Arborator uses SQLite, and needs this to be installed just as the corresponding python sqlite module (standard in recent versions of Python). The tree transformation for the import options also use two non-standard modules: nltk.featstruct (you'll have to install nltk, on ubuntu, that's done with sudo apt-get install python-nltk) and jellyfish (for fuzzy matching when importing, install by typing sudo pip install jellyfish). All other used python modules are standard: difflib, generators, glob, hashlib, json, optparse, os, random, re, shutil, sqlite3, subprocess, sys, time, traceback, urllib, xml.dom
The Arborator includes various open source scripts and software:
- Javascript tools
- JQuery
- JQueryUI
- Raphael
- JQuery.fileupload
- Python tools
- logintools
- Java tools
- Batik
- svg2office
either the whole lamp (if you want to use php or mysql):
sudo apt-get install tasksel sudo tasksel install lamp-server
or simply apache alone:
sudo apt-get install apache2
try to visit http://localhost in your browser
if it doesn't connect try
sudo /etc/init.d/apache2 restart
suppose you downloaded arborator into /home/me/arborator (i.e. the file index.cgi for example is in this folder)
sudo ln -s /home/me/arborator /var/www/arborator
make the folder accessible and writable for everyone (not a good idea for a public server!):
sudo chmod -R a+rw /home/me/arborator
check whether all .cgi files are executable. if not:
sudo find /home/arborator -name "*.cgi" -exec chmod +x {} \;
now look into /etc/apache2/sites-enabled/ there should be the default server: 000-default
open this file with your favorite editor, for example with dolphin
the information about the /var/www directory should look like this:
<Directory /var/www/> Options Indexes FollowSymLinks MultiViews Options +FollowSymLinks Options +ExecCGI AddHandler cgi-script .cgi AllowOverride None Order allow,deny allow from all </directory>
change it, save it, restart apache:
sudo /etc/init.d/apache2 restart
now going on http://localhost/arborator in your browser should show the arborator start page
- create a folder with the name of the project in the projects directory
- copy project.cfg from an example project and edit it:
- this includes giving the list of categories and functions in separate files. In the editor, functions and categories not in the list will be shown in grey and cannot be assigned.

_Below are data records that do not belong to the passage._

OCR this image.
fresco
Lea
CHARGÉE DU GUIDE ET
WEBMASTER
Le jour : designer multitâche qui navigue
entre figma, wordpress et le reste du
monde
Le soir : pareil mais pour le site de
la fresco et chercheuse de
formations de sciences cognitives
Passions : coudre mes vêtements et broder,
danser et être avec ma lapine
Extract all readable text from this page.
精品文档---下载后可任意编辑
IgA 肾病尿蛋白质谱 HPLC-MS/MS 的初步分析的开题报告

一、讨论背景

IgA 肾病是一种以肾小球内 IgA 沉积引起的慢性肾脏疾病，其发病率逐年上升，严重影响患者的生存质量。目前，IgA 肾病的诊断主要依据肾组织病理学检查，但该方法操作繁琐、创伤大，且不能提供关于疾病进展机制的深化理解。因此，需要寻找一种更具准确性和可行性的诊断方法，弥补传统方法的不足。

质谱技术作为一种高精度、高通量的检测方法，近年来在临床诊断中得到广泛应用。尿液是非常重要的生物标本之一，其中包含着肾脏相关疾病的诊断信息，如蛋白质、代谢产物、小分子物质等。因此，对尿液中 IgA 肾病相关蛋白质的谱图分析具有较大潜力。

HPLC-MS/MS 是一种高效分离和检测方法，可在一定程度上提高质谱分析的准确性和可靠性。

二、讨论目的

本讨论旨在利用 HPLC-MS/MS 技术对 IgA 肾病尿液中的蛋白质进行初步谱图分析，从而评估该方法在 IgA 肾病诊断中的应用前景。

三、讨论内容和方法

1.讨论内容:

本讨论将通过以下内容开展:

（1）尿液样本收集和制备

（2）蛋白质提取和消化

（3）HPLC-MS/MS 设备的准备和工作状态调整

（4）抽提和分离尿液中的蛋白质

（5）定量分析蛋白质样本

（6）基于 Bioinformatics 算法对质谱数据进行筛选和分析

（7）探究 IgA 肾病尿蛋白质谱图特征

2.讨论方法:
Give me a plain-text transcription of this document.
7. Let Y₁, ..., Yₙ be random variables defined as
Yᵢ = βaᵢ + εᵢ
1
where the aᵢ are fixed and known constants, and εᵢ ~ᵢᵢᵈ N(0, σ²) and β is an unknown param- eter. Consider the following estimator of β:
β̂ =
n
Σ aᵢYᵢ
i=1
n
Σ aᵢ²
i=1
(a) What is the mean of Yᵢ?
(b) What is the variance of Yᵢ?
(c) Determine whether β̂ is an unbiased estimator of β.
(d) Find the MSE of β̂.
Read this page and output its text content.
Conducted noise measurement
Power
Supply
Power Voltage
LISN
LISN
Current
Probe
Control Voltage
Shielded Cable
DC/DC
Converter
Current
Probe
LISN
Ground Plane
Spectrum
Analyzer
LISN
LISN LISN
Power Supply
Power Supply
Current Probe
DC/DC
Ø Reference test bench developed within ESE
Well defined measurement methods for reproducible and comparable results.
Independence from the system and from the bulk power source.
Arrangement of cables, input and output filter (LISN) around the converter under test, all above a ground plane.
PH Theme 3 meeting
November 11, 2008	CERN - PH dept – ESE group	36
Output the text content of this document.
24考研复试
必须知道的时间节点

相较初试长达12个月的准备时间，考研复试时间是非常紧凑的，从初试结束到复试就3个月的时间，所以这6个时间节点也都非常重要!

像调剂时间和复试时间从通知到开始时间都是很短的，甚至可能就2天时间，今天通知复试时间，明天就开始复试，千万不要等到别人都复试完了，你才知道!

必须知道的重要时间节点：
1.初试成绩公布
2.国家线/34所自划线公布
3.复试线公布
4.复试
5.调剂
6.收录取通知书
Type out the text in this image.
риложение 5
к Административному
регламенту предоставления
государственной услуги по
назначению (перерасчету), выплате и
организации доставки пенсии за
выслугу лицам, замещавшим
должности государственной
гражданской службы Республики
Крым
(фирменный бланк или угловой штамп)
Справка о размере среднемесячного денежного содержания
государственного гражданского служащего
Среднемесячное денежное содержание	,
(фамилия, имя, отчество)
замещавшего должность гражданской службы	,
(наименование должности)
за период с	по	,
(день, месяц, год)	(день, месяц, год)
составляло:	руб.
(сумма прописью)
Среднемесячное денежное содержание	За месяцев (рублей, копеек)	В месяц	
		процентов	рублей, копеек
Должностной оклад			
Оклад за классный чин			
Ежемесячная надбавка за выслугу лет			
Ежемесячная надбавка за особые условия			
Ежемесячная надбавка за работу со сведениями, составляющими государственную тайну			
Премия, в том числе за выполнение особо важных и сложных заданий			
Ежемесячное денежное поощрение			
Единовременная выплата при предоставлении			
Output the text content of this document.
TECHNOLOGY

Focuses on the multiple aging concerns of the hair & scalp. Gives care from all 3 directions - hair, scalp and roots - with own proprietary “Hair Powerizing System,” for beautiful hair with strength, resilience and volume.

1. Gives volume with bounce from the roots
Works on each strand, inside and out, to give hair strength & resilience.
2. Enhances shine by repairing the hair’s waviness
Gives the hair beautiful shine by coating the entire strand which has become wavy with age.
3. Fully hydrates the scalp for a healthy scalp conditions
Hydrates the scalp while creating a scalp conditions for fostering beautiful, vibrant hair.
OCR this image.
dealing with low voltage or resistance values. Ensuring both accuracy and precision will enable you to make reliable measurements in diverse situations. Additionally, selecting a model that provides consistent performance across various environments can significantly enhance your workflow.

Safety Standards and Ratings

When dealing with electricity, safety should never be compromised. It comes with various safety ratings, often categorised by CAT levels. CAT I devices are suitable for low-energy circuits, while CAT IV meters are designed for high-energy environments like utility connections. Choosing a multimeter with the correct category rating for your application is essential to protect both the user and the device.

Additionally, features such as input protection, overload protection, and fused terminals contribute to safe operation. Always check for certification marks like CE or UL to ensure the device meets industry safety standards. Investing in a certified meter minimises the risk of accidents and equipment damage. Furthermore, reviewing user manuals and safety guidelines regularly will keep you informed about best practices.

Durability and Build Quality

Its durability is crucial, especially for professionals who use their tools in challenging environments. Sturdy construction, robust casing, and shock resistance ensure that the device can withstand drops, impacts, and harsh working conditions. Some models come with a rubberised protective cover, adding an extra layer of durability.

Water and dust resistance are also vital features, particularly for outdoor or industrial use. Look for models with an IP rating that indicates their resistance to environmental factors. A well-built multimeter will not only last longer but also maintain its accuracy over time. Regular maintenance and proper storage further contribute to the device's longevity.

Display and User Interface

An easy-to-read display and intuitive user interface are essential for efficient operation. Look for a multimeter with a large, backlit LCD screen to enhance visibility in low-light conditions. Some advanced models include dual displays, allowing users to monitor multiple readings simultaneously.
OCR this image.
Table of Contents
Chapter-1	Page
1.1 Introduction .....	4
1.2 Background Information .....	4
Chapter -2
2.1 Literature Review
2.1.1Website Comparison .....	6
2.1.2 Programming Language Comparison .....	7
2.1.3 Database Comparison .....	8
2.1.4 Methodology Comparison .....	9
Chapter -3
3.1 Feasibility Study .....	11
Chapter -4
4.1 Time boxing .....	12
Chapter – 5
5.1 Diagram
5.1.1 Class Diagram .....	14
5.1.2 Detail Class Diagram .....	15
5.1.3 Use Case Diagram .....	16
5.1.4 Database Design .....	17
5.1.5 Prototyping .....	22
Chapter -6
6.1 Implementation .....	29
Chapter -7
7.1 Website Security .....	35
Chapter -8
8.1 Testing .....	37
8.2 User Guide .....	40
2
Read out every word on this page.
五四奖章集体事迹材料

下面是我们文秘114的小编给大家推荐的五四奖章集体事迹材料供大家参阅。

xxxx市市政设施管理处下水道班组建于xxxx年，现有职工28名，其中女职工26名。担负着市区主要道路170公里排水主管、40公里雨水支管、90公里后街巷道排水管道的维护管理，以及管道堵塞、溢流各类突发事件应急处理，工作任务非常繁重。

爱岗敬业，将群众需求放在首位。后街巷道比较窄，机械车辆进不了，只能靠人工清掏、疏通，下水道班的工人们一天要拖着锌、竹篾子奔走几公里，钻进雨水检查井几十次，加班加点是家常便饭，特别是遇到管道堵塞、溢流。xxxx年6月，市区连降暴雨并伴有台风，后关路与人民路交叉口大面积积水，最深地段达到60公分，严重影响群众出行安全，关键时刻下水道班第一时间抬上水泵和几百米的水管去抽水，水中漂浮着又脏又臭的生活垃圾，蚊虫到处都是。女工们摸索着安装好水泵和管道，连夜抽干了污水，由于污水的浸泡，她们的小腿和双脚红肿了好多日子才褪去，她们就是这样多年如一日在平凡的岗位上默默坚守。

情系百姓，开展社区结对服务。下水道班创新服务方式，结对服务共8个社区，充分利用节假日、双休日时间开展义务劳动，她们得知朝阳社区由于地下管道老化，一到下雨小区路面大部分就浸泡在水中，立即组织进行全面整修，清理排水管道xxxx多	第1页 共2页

- each function and each category can be followed by a tab and a json/css description of how the arrows and categories should look like respectively
- make all new folders world read and writable: the projects folder, the export/cache folder, the user folder, and all their subfolders should be world read-writable. if it is not , you could change the mode by :
chmod 777 files_or_folder
If you edit anything in the users folder, don't leave temporary folders (...ini~).
- to create a new database, go to the project directory (in arborator/projects) and run:
python ../lib/createDB.py name_of_project
- an image file name_of-the_project.png can be placed in the project folder. this will be shown on the start page.
- you should not have to change anything outside of the projects folder.
- only exception: you may want to add (rhapsodie xml or conll) files into the corpus folder, instead of manually uploading each file individually.
- Please make sure all your project folder is writable ,
In a usual setting, the data is automatically preparsed and only corrected by the annotators. CoNLL (Malt, 10 or 14) files as well as Rhapsodie XML files can be uploaded into the database from the project page. For the moment, all existing annotations on texts of the same name are erased when uploading a new file!!!
- you can also enter the CoNLL or XML files manually into the database (using a python script) instead of clicking on each link on the site:
- If users get their own login by signing up, they have to log on to confirm. Only then, the user is added to the database (and thus only then the user can be assigned an annotation task). In case of automatic creation of users (or manual creation by adding ini files), click once on User Administration / edit users so that all users are also included in the database.
- Another way if you want enter a data file like .conllu , you can follow this exemple in function main:
from database import SQL trees=conll.conllFile2trees("../projects/yourproject/export/yourexemple.conllu") simpleEnterSentences(SQL("yourproject"),trees,"yourexemple", "parser", eraseAllAnnos=True)
- Attention:
- Make sure that you have imported SQL
- If you did the option like: eraseAllAnnos=True, the ealier annotations named "yourexemple" will be erased.
The database is a file called arborator.db.sqlite. It's located in the project folder.
- before doing any works on the databases, warn potential annotators by changing the name of the file xsitemessage.html into sitemessage.html
- make a backup copy of your database (simply copy the file somewhere else)
the distribution contains a script called bulkCorrectDatabase.py
it allows to run over the whole database and correct features coherently. however, it's very slow. usually, a direct access to the database is faster.
- the function evoked in is bulkcorrectDB.
- it can be called with a list of treeids: bulkcorrectDB("Rhapsodie", [9795])
- or without it: bulkcorrectDB("Rhapsodie")
- non destructive upload: integrate users's annotation without deleting existing annotations, even if tokens are slightly different (diff)
- mode comparaison: referee, cohen's kappa
- importation of a selection of features from the rhapsodie xml format.
- special save button for validators in order to keep their original annotation if they are also annotators.
- graphical editor:
- little problems with the undo manager. e.g. if menu opens and the same func/cat is chosen, don't register as dirty, something is wrong after saving.undo/redo accesssibility is different from dirty/clean: after save, undo/redo should remain accessible (ok)
- check the simple graphical viewer:
- put ad hoc colors back in again (currently: project's colors)
- upload page: make trash file work, make rhapsodie xml work
- make tiny and fast js compilation
- redesign: make project choice cookie based (and not form based)